光伏(PV)系统允许我们利用丰富的太阳能能量,然而它们需要定期维护以实现高效和防止降解。传统的手动健康检查使用发光二极管(EL)成像,代价昂贵且具有挑战性,因此自动缺陷检测变得至关重要。目前的自动化方法需要大量手动专家标注,这需要花费时间、金钱,并且容易出错。我们提出了PV-S3(光伏-半监督分割),一种用于EL图像中缺陷语义分割的半监督学习方法,减少了对于广泛标注的依赖。 PV-S3是一个通过几张带标签图像和大量未标记图像进行训练的深度学习模型。我们引入了一种新颖的半交叉熵损失函数来训练PV-S3,解决了自动PV缺陷检测中特定的挑战,例如多样缺陷类型和类别不平衡。我们在多个数据集上评估PV-S3,并证明了其有效性和可适应性。 只需20%的带标签样本,我们实现了IoU绝对值 improve 9.7%,Precision绝对值 improve 29.9%,Recall绝对值 improve 12.75%,F1-Score绝对值 improve 20.42%,在UCF-EL数据集(可用于EL图像 semantic分割的最大数据集)上的性能改善,同时将 annotations costs 降低80%。
https://arxiv.org/abs/2404.13693
Perceptual quality assessment of user generated content (UGC) videos is challenging due to the requirement of large scale human annotated videos for training. In this work, we address this challenge by first designing a self-supervised Spatio-Temporal Visual Quality Representation Learning (ST-VQRL) framework to generate robust quality aware features for videos. Then, we propose a dual-model based Semi Supervised Learning (SSL) method specifically designed for the Video Quality Assessment (SSL-VQA) task, through a novel knowledge transfer of quality predictions between the two models. Our SSL-VQA method uses the ST-VQRL backbone to produce robust performances across various VQA datasets including cross-database settings, despite being learned with limited human annotated videos. Our model improves the state-of-the-art performance when trained only with limited data by around 10%, and by around 15% when unlabelled data is also used in SSL. Source codes and checkpoints are available at this https URL.

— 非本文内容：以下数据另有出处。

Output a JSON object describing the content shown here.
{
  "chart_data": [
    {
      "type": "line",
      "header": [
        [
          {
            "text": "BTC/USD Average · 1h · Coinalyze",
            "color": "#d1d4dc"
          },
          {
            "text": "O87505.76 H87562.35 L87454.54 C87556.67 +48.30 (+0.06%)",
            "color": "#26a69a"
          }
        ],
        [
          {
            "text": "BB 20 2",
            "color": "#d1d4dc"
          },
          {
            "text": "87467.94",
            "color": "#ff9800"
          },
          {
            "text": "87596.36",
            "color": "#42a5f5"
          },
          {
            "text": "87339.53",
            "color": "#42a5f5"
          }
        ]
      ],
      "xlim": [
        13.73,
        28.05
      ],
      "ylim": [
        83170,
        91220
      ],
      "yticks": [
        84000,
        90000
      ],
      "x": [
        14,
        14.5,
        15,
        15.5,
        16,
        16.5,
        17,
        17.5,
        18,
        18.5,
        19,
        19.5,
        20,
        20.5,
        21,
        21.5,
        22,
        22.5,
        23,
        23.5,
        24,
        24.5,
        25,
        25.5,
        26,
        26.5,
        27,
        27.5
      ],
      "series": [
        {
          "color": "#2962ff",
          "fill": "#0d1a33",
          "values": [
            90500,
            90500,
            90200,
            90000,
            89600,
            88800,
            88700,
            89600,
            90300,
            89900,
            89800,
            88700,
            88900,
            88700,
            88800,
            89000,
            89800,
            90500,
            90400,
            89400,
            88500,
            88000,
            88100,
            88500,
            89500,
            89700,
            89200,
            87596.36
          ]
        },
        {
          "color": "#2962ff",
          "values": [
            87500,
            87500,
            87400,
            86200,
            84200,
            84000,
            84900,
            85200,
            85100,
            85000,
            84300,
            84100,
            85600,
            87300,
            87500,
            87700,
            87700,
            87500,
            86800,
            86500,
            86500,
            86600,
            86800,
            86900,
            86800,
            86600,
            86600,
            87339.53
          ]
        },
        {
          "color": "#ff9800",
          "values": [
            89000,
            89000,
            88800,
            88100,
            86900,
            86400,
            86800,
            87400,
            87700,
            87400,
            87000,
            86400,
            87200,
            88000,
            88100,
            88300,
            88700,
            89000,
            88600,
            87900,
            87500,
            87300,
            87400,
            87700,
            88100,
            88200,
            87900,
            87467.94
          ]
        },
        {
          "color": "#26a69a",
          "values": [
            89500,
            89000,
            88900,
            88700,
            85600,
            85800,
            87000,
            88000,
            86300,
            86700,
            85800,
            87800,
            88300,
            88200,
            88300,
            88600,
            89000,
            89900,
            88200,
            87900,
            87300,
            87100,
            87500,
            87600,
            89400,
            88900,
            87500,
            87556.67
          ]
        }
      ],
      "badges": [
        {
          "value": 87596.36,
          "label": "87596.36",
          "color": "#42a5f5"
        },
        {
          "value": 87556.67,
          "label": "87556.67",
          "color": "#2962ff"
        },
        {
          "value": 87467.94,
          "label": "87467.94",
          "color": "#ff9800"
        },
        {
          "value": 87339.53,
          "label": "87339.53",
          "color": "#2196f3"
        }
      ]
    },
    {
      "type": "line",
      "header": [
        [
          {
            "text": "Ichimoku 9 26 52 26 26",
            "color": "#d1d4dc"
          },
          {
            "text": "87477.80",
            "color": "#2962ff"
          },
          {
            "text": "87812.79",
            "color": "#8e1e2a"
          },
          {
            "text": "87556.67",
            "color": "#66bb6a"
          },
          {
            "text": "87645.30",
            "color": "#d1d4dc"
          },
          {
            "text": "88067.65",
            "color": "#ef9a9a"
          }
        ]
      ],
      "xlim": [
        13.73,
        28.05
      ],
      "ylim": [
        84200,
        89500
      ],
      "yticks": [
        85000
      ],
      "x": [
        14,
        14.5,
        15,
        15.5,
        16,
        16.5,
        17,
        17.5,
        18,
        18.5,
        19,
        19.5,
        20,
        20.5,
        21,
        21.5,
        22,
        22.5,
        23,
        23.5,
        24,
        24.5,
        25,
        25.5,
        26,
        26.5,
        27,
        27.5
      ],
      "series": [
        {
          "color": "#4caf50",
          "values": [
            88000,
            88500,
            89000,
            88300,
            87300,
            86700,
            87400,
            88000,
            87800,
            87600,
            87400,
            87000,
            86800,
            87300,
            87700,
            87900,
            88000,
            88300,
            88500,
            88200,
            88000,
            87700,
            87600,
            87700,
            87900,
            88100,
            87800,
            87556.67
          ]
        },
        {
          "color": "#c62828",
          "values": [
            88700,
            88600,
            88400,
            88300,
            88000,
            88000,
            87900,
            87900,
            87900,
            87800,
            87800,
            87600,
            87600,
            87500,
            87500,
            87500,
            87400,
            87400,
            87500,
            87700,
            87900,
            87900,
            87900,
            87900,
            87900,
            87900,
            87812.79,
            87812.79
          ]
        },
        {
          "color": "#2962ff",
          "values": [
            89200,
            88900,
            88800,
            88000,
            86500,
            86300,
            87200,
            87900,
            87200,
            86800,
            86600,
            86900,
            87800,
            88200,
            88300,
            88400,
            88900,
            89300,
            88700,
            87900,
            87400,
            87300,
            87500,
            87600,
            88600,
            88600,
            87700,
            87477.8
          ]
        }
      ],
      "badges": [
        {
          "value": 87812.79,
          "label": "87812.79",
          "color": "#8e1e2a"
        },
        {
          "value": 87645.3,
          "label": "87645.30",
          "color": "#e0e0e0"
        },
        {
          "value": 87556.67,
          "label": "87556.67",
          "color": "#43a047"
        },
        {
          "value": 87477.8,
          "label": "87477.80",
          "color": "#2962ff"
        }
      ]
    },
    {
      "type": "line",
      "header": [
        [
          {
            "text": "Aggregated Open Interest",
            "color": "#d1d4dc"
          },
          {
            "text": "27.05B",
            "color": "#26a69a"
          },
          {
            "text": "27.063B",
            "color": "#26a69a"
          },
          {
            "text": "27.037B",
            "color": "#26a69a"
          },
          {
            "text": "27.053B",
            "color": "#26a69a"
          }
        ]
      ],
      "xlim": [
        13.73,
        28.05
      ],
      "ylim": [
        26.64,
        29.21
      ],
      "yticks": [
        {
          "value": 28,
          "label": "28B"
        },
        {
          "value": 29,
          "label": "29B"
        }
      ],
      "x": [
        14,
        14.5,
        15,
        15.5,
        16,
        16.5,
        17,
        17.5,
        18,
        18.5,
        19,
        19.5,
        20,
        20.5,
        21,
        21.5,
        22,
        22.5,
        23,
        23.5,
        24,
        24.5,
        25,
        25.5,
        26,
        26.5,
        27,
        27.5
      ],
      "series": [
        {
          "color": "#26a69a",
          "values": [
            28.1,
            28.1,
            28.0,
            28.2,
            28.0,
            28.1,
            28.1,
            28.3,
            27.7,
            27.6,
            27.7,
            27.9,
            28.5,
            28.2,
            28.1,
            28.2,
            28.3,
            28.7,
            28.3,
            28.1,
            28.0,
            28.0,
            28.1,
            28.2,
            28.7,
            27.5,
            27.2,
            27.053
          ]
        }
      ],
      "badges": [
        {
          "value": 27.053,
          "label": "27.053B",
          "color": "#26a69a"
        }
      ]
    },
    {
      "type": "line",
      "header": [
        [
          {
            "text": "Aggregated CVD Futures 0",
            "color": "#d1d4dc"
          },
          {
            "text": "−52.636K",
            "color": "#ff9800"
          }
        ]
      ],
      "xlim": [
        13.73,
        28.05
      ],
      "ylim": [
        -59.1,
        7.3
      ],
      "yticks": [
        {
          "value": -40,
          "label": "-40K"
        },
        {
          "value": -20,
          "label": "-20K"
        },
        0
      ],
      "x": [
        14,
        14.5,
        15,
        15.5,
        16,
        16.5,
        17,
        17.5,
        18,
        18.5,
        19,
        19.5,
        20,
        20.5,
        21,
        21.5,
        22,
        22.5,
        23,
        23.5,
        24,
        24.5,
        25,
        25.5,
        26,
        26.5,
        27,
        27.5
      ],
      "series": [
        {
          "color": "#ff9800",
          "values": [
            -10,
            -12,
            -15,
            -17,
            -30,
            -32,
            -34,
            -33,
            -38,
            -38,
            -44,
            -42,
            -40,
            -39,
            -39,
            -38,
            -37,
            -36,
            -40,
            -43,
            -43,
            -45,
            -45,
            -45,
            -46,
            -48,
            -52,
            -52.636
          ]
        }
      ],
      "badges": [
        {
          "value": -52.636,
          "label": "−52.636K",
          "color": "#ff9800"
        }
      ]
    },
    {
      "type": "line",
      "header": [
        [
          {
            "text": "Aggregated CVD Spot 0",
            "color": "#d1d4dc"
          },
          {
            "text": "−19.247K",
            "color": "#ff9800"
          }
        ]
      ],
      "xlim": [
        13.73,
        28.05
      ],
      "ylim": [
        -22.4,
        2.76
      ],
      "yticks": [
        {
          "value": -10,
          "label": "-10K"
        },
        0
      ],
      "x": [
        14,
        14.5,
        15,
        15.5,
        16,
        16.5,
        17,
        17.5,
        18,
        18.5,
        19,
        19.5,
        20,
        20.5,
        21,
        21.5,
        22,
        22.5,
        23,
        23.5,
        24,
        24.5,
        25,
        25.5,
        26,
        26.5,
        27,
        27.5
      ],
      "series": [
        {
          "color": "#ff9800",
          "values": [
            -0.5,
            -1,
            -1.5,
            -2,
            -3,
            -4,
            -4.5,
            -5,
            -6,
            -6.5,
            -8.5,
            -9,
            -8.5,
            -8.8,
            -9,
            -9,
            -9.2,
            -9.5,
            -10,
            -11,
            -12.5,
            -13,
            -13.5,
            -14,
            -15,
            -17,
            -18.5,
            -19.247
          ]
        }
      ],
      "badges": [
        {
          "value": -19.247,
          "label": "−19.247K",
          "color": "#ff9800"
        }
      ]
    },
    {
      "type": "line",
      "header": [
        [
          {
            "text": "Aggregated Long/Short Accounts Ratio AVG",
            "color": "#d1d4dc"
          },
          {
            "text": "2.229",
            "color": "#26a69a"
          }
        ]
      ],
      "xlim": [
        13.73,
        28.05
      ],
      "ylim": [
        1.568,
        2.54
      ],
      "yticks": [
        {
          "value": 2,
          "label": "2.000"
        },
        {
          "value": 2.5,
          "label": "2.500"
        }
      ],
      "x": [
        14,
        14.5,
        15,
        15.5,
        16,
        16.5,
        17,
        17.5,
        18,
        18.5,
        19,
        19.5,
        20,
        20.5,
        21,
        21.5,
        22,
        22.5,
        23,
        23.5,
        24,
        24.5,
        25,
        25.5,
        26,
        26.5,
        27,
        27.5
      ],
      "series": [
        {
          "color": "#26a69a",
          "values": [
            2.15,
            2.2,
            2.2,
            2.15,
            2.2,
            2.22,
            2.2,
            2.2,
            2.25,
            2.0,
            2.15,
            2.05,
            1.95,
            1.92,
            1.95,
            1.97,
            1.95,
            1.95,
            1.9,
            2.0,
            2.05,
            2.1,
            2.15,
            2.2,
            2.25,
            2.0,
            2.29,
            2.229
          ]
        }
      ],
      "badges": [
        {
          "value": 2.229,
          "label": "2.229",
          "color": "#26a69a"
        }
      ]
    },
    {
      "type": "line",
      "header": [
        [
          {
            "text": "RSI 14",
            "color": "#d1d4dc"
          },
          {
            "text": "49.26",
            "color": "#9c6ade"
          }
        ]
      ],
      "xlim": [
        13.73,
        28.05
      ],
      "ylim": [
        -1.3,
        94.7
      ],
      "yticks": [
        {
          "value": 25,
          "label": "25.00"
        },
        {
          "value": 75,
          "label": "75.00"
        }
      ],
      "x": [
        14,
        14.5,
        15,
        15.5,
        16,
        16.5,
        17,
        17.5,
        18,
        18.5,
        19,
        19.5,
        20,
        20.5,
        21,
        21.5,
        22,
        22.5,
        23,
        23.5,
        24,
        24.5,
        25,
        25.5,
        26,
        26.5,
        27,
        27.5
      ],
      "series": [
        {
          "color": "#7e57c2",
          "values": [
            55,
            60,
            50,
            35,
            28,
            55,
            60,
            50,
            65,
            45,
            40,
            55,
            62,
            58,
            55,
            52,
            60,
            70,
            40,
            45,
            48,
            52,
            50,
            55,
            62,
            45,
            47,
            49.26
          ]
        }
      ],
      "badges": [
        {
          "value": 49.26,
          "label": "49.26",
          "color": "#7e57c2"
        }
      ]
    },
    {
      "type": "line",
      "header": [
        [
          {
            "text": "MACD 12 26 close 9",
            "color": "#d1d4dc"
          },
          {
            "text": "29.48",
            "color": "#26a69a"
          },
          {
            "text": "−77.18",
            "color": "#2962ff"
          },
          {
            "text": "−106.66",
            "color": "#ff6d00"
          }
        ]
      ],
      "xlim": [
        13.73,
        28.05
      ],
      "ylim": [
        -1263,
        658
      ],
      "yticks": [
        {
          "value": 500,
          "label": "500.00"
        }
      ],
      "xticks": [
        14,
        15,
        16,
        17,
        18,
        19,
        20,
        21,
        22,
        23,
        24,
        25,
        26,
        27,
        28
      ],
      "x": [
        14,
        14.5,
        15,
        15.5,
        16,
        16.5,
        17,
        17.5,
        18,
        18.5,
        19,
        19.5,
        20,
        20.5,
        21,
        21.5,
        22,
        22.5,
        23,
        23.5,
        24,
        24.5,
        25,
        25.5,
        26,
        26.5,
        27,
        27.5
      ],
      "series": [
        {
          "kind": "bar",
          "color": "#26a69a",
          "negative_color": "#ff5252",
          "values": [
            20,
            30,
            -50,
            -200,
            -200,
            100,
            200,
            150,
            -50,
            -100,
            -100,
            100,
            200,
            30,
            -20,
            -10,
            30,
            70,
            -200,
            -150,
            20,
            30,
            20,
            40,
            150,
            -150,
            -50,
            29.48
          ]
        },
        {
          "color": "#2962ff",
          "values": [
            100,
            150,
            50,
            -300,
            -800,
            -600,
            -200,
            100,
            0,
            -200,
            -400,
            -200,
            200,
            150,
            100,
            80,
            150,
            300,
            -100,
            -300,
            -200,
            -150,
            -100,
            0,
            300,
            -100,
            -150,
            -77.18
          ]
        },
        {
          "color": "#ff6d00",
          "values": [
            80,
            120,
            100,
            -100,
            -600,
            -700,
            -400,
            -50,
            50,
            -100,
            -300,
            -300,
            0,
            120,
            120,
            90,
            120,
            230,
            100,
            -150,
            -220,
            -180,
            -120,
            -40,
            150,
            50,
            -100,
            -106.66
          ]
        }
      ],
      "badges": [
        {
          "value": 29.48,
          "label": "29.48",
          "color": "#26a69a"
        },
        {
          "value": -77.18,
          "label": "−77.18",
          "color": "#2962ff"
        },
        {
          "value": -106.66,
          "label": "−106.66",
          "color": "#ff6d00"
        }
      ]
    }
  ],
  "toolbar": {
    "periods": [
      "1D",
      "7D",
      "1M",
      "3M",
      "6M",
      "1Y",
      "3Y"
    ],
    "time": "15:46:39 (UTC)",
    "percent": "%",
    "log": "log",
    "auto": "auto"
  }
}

用户生成内容(UGC)视频的感知质量评估具有挑战性,因为需要大量标注大规模人类视频进行训练。在这项工作中,我们通过首先设计了一个自监督的时空视觉质量表示学习(ST-VQRL)框架来生成具有稳健质量感的视频特征。然后,我们提出了一种基于双模型的半监督学习(SSL)方法,特别针对视频质量评估(SSL-VQA)任务进行设计,通过两个模型之间质量预测的新知识传递。我们的SSL-VQA方法使用ST-VQRL骨架在各种VQA数据集(包括跨数据库设置)上产生稳健的性能。通过仅使用有限的人类标注视频进行训练,我们的模型在仅有限数据时将最先进的性能提高了约10%,而在使用未标记数据时提高了约15%。源代码和检查点可通过此链接访问:https://www.osac.org/papers/transactions-on-multimedia-computing-and-communication-tmmc-2022-v2/
https://arxiv.org/abs/2312.15425
Image quality assessment (IQA) plays a critical role in optimizing radiation dose and developing novel medical imaging techniques in computed tomography (CT). Traditional IQA methods relying on hand-crafted features have limitations in summarizing the subjective perceptual experience of image quality. Recent deep learning-based approaches have demonstrated strong modeling capabilities and potential for medical IQA, but challenges remain regarding model generalization and perceptual accuracy. In this work, we propose a multi-scale distributions regression approach to predict quality scores by constraining the output distribution, thereby improving model generalization. Furthermore, we design a dual-branch alignment network to enhance feature extraction capabilities. Additionally, semi-supervised learning is introduced by utilizing pseudo-labels for unlabeled data to guide model training. Extensive qualitative experiments demonstrate the effectiveness of our proposed method for advancing the state-of-the-art in deep learning-based medical IQA. Code is available at: this https URL.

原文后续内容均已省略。